- Developer(s): Swedish Institute of Computer Science
- Initial release: 1984
- Final release: 3.5 / 29 December 2003; 21 years ago
- Type: Prolog implementation
- License: Proprietary
- Website: quintus.sics.se

= Quintus Prolog =

Prolog programming language implementation

Quintus Prolog is a proprietary implementation of the Prolog programming language based on the Warren Abstract Machine.
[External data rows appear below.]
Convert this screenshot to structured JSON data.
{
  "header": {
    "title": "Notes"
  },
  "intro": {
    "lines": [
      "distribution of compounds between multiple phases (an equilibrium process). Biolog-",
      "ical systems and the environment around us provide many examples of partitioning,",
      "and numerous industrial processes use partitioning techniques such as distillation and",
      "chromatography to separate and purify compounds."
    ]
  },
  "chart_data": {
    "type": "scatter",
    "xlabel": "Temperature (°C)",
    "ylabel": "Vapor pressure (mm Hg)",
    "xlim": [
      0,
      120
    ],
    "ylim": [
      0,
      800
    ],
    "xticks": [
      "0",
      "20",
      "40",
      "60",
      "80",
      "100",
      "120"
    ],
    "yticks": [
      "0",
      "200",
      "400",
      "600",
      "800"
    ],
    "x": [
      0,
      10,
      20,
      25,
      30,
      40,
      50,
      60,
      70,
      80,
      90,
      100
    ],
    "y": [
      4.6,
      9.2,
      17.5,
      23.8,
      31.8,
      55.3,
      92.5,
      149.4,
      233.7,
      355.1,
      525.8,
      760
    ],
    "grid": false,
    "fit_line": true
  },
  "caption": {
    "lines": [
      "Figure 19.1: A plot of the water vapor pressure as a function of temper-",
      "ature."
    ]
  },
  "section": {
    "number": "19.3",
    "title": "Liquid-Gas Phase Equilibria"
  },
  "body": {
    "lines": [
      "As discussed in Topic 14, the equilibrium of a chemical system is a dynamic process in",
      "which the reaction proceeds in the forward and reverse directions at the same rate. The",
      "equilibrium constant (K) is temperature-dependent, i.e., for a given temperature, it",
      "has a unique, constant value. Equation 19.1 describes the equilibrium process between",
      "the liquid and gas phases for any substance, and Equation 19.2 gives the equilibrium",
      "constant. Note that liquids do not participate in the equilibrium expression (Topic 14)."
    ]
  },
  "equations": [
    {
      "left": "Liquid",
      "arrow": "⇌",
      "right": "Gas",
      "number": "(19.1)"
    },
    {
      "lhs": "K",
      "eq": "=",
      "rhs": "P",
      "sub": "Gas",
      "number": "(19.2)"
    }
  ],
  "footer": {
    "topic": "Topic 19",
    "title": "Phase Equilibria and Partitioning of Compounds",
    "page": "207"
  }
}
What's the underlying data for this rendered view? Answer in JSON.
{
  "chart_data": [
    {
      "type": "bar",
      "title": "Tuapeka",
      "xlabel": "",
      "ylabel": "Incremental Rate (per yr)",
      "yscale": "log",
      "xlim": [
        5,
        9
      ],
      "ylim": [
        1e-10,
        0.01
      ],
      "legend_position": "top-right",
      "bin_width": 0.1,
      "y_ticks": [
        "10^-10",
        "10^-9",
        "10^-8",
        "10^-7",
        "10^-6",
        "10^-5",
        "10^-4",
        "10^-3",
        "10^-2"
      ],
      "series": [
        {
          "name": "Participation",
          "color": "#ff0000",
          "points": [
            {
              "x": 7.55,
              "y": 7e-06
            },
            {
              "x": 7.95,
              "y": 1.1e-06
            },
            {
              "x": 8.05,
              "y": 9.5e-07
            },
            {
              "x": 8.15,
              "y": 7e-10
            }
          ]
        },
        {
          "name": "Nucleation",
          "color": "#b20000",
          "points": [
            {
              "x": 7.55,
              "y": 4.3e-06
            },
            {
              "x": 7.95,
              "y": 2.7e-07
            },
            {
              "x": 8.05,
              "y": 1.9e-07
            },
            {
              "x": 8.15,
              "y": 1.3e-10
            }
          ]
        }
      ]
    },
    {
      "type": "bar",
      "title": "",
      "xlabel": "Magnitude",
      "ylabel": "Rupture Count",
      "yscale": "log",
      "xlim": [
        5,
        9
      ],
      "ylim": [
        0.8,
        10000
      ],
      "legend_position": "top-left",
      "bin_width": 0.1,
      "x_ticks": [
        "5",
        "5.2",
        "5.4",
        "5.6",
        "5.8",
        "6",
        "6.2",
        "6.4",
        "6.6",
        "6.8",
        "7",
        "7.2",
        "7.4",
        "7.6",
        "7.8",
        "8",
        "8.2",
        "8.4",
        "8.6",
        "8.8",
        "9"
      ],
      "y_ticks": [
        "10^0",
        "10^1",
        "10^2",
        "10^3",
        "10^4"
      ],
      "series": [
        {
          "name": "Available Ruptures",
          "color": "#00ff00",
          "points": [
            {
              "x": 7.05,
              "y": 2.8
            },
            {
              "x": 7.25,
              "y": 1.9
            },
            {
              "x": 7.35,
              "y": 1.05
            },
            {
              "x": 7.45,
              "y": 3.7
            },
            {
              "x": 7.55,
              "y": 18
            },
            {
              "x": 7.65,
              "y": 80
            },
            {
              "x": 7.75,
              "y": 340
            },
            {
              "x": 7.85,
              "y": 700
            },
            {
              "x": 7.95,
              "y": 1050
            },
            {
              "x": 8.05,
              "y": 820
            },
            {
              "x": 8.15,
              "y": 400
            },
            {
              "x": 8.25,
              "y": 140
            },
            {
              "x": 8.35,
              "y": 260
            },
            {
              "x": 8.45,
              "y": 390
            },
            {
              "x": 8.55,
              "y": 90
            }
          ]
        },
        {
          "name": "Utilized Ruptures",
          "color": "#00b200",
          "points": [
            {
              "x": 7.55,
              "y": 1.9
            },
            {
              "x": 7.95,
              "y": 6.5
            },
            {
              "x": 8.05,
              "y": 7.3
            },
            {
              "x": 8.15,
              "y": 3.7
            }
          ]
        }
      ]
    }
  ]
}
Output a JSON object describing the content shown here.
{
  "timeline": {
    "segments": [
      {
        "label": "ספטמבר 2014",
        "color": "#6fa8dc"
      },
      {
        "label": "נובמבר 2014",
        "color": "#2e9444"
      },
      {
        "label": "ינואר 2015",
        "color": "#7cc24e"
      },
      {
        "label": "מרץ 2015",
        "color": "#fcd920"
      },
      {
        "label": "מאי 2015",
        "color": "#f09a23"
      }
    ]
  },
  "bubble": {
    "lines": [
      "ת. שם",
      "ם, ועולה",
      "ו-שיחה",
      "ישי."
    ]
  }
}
Originally developed by Quintus Computer Systems, it is currently maintained by SICS. It was long known as the most highly-performing implementation of Prolog, and the early 1990s, it defined a de facto standard for Prolog implementations.

== History ==
Quintus Prolog was first introduced in 1984 as an implementation of the recently proposed Warren Abstract Machine by Quintus Computer Systems, which had been founded for this purpose by David H. D. Warren, William Kornfeld, Lawrence Byrd, Fernando Pereira and Cuthbert Hurd. Quintus was sold to Intergraph Corporation in 1989, and was eventually acquired by SICS in 1998. After several of its features were amalgamated into their Prolog implementation SICStus, its final version release was Quintus 3.5 in 2003. As of November 2023, Quintus is still maintained by SICS.

== Features ==
The syntax used by Quintus Prolog was based on that of DEC-10 Prolog. It was long known as the most highly performing implementation of Prolog, and was the first to implement optimisations such as instruction merging and specialisation for the Warren Abstract Machine.

== Legacy ==

Prolog implementations and their mutual influences

Quintus Prolog rose to a de facto standard, and significantly influenced the ISO standard for Prolog developed in 1995/6. In addition, while the module system envisaged by the ISO standard deviates from that of Quintus, the Quintus module system is in fact more widely adopted by modern Prolog implementations than that mandated by ISO. Several other popular Prolog systems, both commercial and research-based, are directly influenced by Quintus Prolog, including SICStus, SWI-Prolog, YAP and Ciao.